LA RESPONSABILITÉ SOCIALE DE L’AUTEUR

Alors qu’un militant écologiste mène une grève de la faim pour défendre une Cause d’intérêt général, le poète derrière son clavier peut-il encore prétendre être d’une quelconque utilité ? Ecrire, pour faire quoi ?
« Si l’on écrit, cela veut dire que l’on n’agit pas. Que l’on se sent en difficulté devant la réalité, que l’on choisit un autre moyen de réaction, une autre façon de communiquer (…) », affirmait JMG Le Clézio dans son discours du Nobel. Piètre constat d’impuissance de l’auteur éloigné des réalités du terrain, enfermé dans sa « forêt de paradoxes », pris entre d’une part l’envie d’ « agir, plutôt que témoigner », et de l’autre « une voix [qui] lui souffle que cela ne se pourra pas, que les mots sont des mots que le vent de la société emporte, que les rêves ne sont que des chimères (…) »
Et pourtant, plus que jamais l’écrivain doit sortir de sa « forêt de paradoxes » et se tenir au milieu d’un projet de société, ne plus se contenter d’être un « écrit-vain ».
Depuis les surréalistes, on a pu prendre conscience de la formidable ressource que constitue l’imaginaire. L’imaginaire : non pas ce rêve stérile et cette chimère dont se réclame JMG Le Clézio, mais ce « dynamisme instauratif » que possède l’écriture poétique, pour reprendre les mots du spécialiste des littératures indianocéaniques Michel Beniamino.
Depuis le mouvement surréaliste, on a pris conscience des forces que recèle l’imaginaire, de ses multiples possibilités. Dans le Manifeste du surréalisme (1924), André Breton affirmait déjà, « si les profondeurs de notre esprit recèlent d’étranges forces capables d’augmenter celles de la surface, ou de lutter victorieusement contre elles, il y a tout intérêt à les capter (…) ».

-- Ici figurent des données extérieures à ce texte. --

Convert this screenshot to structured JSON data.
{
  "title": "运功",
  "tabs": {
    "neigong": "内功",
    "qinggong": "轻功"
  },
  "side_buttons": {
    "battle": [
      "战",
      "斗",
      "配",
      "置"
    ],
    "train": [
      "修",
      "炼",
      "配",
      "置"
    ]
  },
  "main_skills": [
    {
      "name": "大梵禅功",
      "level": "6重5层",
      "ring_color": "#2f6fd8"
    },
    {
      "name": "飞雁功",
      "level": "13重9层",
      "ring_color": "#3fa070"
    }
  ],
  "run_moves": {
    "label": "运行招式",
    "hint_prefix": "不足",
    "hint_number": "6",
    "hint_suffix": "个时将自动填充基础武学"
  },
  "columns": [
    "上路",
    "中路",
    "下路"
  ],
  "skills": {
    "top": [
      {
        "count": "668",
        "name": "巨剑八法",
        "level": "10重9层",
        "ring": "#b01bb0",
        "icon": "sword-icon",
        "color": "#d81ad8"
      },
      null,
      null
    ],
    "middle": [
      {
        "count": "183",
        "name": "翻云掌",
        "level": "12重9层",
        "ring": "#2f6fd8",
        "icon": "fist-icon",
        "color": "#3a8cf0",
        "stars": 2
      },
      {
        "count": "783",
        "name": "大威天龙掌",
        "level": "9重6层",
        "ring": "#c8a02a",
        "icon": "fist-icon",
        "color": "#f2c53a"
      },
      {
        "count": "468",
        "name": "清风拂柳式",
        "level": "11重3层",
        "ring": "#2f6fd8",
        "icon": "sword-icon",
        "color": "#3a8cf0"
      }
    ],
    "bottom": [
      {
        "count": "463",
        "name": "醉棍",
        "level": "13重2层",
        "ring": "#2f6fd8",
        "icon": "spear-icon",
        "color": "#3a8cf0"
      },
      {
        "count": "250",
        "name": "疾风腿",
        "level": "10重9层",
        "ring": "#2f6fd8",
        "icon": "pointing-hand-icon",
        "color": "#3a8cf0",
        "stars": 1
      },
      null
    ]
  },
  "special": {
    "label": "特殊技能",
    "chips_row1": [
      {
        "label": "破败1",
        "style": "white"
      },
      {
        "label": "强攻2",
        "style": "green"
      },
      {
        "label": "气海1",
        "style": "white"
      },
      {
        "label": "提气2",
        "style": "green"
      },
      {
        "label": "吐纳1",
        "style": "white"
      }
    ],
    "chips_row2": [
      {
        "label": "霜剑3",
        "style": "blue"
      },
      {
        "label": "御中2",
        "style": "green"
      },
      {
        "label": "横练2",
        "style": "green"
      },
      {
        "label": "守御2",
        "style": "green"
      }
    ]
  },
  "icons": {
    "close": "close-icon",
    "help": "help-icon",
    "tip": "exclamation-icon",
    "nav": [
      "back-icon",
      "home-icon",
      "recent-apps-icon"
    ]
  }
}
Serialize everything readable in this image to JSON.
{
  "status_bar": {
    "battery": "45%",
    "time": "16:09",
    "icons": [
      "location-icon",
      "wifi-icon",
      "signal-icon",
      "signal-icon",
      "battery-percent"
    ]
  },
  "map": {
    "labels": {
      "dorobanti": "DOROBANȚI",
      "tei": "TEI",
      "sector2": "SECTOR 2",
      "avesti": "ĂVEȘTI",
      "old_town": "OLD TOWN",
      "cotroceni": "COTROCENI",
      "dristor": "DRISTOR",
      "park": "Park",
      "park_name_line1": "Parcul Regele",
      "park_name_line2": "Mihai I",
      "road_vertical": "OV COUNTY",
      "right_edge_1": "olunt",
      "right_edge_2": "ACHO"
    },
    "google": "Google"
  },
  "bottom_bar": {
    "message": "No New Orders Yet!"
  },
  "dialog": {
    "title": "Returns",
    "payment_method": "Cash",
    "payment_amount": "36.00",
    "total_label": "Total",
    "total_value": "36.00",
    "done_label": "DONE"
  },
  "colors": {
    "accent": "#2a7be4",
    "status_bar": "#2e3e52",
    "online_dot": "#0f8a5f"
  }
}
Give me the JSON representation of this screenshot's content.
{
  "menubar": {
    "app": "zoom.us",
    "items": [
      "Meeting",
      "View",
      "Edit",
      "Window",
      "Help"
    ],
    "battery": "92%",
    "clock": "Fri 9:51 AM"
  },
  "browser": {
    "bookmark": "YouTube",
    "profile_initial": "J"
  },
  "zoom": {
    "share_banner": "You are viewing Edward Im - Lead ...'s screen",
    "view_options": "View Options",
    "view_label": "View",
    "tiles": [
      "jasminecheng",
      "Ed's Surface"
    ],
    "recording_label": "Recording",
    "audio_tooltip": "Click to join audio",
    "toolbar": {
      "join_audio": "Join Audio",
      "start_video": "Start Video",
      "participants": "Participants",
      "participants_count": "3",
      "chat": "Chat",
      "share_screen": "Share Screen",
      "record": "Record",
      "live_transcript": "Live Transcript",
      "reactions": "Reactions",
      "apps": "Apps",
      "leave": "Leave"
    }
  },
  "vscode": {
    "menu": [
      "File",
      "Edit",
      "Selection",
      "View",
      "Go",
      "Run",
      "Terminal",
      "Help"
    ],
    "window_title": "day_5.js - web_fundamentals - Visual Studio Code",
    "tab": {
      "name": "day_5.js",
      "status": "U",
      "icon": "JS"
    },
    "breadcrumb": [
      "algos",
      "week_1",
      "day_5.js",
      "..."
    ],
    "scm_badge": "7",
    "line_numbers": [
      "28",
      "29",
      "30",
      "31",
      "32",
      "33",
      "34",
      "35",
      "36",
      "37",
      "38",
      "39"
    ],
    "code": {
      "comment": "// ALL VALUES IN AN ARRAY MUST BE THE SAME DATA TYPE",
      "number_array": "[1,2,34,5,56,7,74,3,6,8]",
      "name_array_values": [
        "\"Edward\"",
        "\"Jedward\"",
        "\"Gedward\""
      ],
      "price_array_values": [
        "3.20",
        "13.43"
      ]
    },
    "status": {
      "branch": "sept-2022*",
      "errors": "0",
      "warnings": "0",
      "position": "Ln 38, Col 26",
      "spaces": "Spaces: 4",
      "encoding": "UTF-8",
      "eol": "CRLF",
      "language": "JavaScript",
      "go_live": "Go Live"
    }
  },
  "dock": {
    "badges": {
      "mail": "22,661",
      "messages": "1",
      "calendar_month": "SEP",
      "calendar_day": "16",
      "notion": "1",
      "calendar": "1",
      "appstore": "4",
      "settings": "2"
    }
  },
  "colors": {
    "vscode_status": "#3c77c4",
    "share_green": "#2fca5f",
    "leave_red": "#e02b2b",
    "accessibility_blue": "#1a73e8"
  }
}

L’enjeu est individuel d’abord. Face à un monde « figé dans un conformisme malsain et face au populisme réducteur de la « culture marketing » qui fige les imaginaires dans la simplification », que dénonce le poète mauricien Sadek Ruhmaly, l’écriture poétique est un acte de puissance. De « souveraineté », dirait Georges Bataille. Car grâce à l’écriture, expliquait le philosophe français, l’auteur n’est plus simple sujet, il devient l’acteur agissant de sa propre expérience dans le monde.
La perspective n’est pas qu’individuelle, les enjeux sont bien sociaux. D’Arjun Appadurai (Après le colonialisme, 1996) on retiendra que l’imaginaire, c’est cette capacité des individus à « s’imaginer eux-mêmes en tant que projet social ». Le poème n’est donc pas un monde replié sur lui-même.
Le poète Christophe Hanna condamne d’ailleurs fermement l’idée d’une écriture poétique enfermée dans sa bulle. Car si la Poésie est souvent « déresponsabilisée politiquement et socialement », elle peut pourtant produire, « si elle n’est pas hypocrite » précise-t-il, des formes de solidarité, grâce à sa capacité à tisser des liaisons horizontales au sein de nos sociétés.
En effet, deux principes sont à l’oeuvre dans l’écriture, analyse le professeur de littérature française Michel Collot : en même temps qu’il est un acte d’imagination, le poème est aussi un acte de structuration. En articulant de façon particulière ce qui est du domaine du perceptible et ce qui ne l’est pas, le poème rend disponible une infinité d’autres organisations mentales possibles. Le poème ouvre ainsi de nouveaux horizons, il nous montre qu’il y a d’autres modes de pensée et d’autres organisations possibles du monde que celles qu’on veut bien nous donner à voir.
Ce qui est en jeu dans l’écriture poétique, c’est bien la production d’ « architectures mentales alternatives », pour reprendre les termes de Sadek Ruhmaly. « Lorsque l’heure d’un autre sonne le glas des formes éculées, le poète, loup-garou des imaginaires, enfante toute une nuée de formes en devenir », écrit Christophe Corp (Le chant infini des métamorphoses, Souffles n°70, 2012).
Oui, le poète, enfanteur de formes en devenir, est responsable du renouvellement de l’architecture mentale de la société dans laquelle il évolue.